Building a motivated, satisfied, and committed workforce for high-skill jobs, like combat pilot, supply sergeant, and food service can be a nightmare. The United States Army is involved with all of these jobs and more. The attitudes and behaviors of leaders play an important role in shaping each soldier's attitude, such as their job satisfaction and organizational commitment. Different leaders behave in different ways, depending on their individual differences as well as their followers' needs and the organizational situation. Through the structure of the US Army, leadership will be defined as well as how these leaders in the world's most recognized organization is using power to get things done that need to get done. There is probably no topic more important to US Army's success today than leadership.
The concept of leadership in the US Army continues to evolve as the needs of organization change. First, let's discuss what leadership is in the US Army. Stress the basics, set the examples, and set the enforced standards is what leadership is in the US Army (online). This definition captures the idea that leaders are involved with other people in the achievement of goals. The fundamentals of leadership in the US Army are: demonstrates tactical and technical competence, teach subordinates, be a good listener, and treat soldiers with dignity and respect (online).
With these fundamentals in play come different styles of leadership in the US Army.

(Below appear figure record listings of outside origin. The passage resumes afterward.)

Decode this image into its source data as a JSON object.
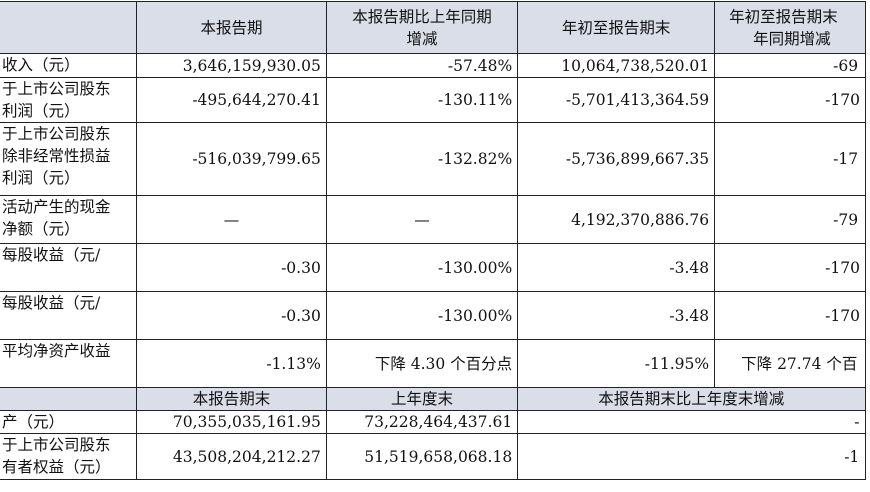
{
  "header": {
    "c1": "本报告期",
    "c2_line1": "本报告期比上年同期",
    "c2_line2": "增减",
    "c3": "年初至报告期末",
    "c4_line1": "年初至报告期末",
    "c4_line2": "年同期增减"
  },
  "rows": [
    {
      "label": [
        "收入（元）"
      ],
      "v1": "3,646,159,930.05",
      "v2": "-57.48%",
      "v3": "10,064,738,520.01",
      "v4": "-69"
    },
    {
      "label": [
        "于上市公司股东",
        "利润（元）"
      ],
      "v1": "-495,644,270.41",
      "v2": "-130.11%",
      "v3": "-5,701,413,364.59",
      "v4": "-170"
    },
    {
      "label": [
        "于上市公司股东",
        "除非经常性损益",
        "利润（元）"
      ],
      "v1": "-516,039,799.65",
      "v2": "-132.82%",
      "v3": "-5,736,899,667.35",
      "v4": "-17"
    },
    {
      "label": [
        "活动产生的现金",
        "净额（元）"
      ],
      "v1": "—",
      "v2": "—",
      "v3": "4,192,370,886.76",
      "v4": "-79"
    },
    {
      "label": [
        "每股收益（元/"
      ],
      "v1": "-0.30",
      "v2": "-130.00%",
      "v3": "-3.48",
      "v4": "-170"
    },
    {
      "label": [
        "每股收益（元/"
      ],
      "v1": "-0.30",
      "v2": "-130.00%",
      "v3": "-3.48",
      "v4": "-170"
    },
    {
      "label": [
        "平均净资产收益"
      ],
      "v1": "-1.13%",
      "v2": "下降 4.30 个百分点",
      "v3": "-11.95%",
      "v4": "下降 27.74 个百"
    }
  ],
  "header2": {
    "c1": "本报告期末",
    "c2": "上年度末",
    "c3": "本报告期末比上年度末增减"
  },
  "rows2": [
    {
      "label": [
        "产（元）"
      ],
      "v1": "70,355,035,161.95",
      "v2": "73,228,464,437.61",
      "v3": "-"
    },
    {
      "label": [
        "于上市公司股东",
        "有者权益（元）"
      ],
      "v1": "43,508,204,212.27",
      "v2": "51,519,658,068.18",
      "v3": "-1"
    }
  ]
}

These styles are: dictating, participating, and delegating. Delegating is the process managers use to transfer authority and responsibility to positions below them in the hierarchy (Draft, 817). The commander in the US Army delegates responsibilities to non-commissioned officers who then in turn delegate orders to lower ranking enlisted soldiers. This example is seen everyday as a task in the military. The US Army thrives on this method of leadership. The leader shares the problem with the relevant team members as a group, obtaining their collective ideas and suggestions.
Then the leader makes the decision that may or may not reflect team members influence is the leadership style of participating (online). This example can be found when a commander from his/her sergeants but in the end, the commander has the final decision whether the influence from his/her sergeants was used or not. This is a typical leadership style seen in combat zones, special assignments, and even in the Oval Office. The last leadership style found in the US Army is dictating.
The leader solves the problem or makes the decision using information available to the leader at the time (online). This example is most secret when the commander obtains necessary information from intelligents, then decides the solution. The commander may or may not tell the intelligents what the problem is in getting information from them. The role played by intelligents in making the decision is one of providing the necessary information to the commander rather than generating or evaluating alternative solutions. Leadership in the US Army can be seen as dynamic and involves the use of power to get things done.
Leadership success if focused on the leader's personal characteristics or traits. Traits are the distinguishing personal characteristics of a leader, such as intelligence, values, self-confidence, and appearance. In addition to personality traits, physical, social, and work-related characteristics of leaders is important also. The US Army has a system to a leader's traits or values. According to The Soldier's Handbook, "Everywhere you look on the fields of athletic competition, in combat training, operations, and in civilian communities soldiers are doing what is right" (TRADOC, 2-1). Loyalty is the first Army Value instilled in each soldier for potential leadership roles. Bear true faith and allegiance to the U.S. Constitution, the Army, your unit, and other soldiers is loyalty (TRADOC, 2-2).
A loyal soldier does the following: respects the Constitution and laws, puts the obligations in correct order: the Constitution, the Army, the unit, and finally, self, observes higher Headquarters priorities, works within the system without manipulating it for personal advantage, shows faithfulness to unit and comrades, carries out tough orders without expressing personal criticism, and defends soldiers against unfair treatment from outside or above.
Duty is the second Army Value. To fulfill your obligation is duty (TRADOC, 2-5). A soldier who expresses the value of duty will, at a minimum, do the following: carry out requirements of job/office, fulfill legal, civic, and moral obligations. Treating people as they should be treated is respect (TRADOC, 2-8). This is the third Army Value. A soldier who consistently expresses respect does the following: recognizes dignity of all, demonstrates consideration for others; is discreet and tactful when correcting or questioning others, is courteous and polite, demonstrates concern for safety and well-being of others, creates a climate of fairness, values diversity and is sensitive to diversity issues, and does not take advantage of position of authority when placed in change of others.
The next Army Value is selfless service. Putting the welfare of the Nation, the Army, and your subordinates before your own is selfless service (TRADOC, 2-12). A soldier who properly demonstrates the value of selfless service does the following: focuses priorities on service to the Nation, places needs of the Army above personal gain, ensures that soldiers' needs are met before attending to personal needs, balances mission, family, and personal needs, gives credit due others and accepts blame for the team. Honor is one of the most important Army Values. Honor means to live up to all the Army values (TRADOC, 2-14).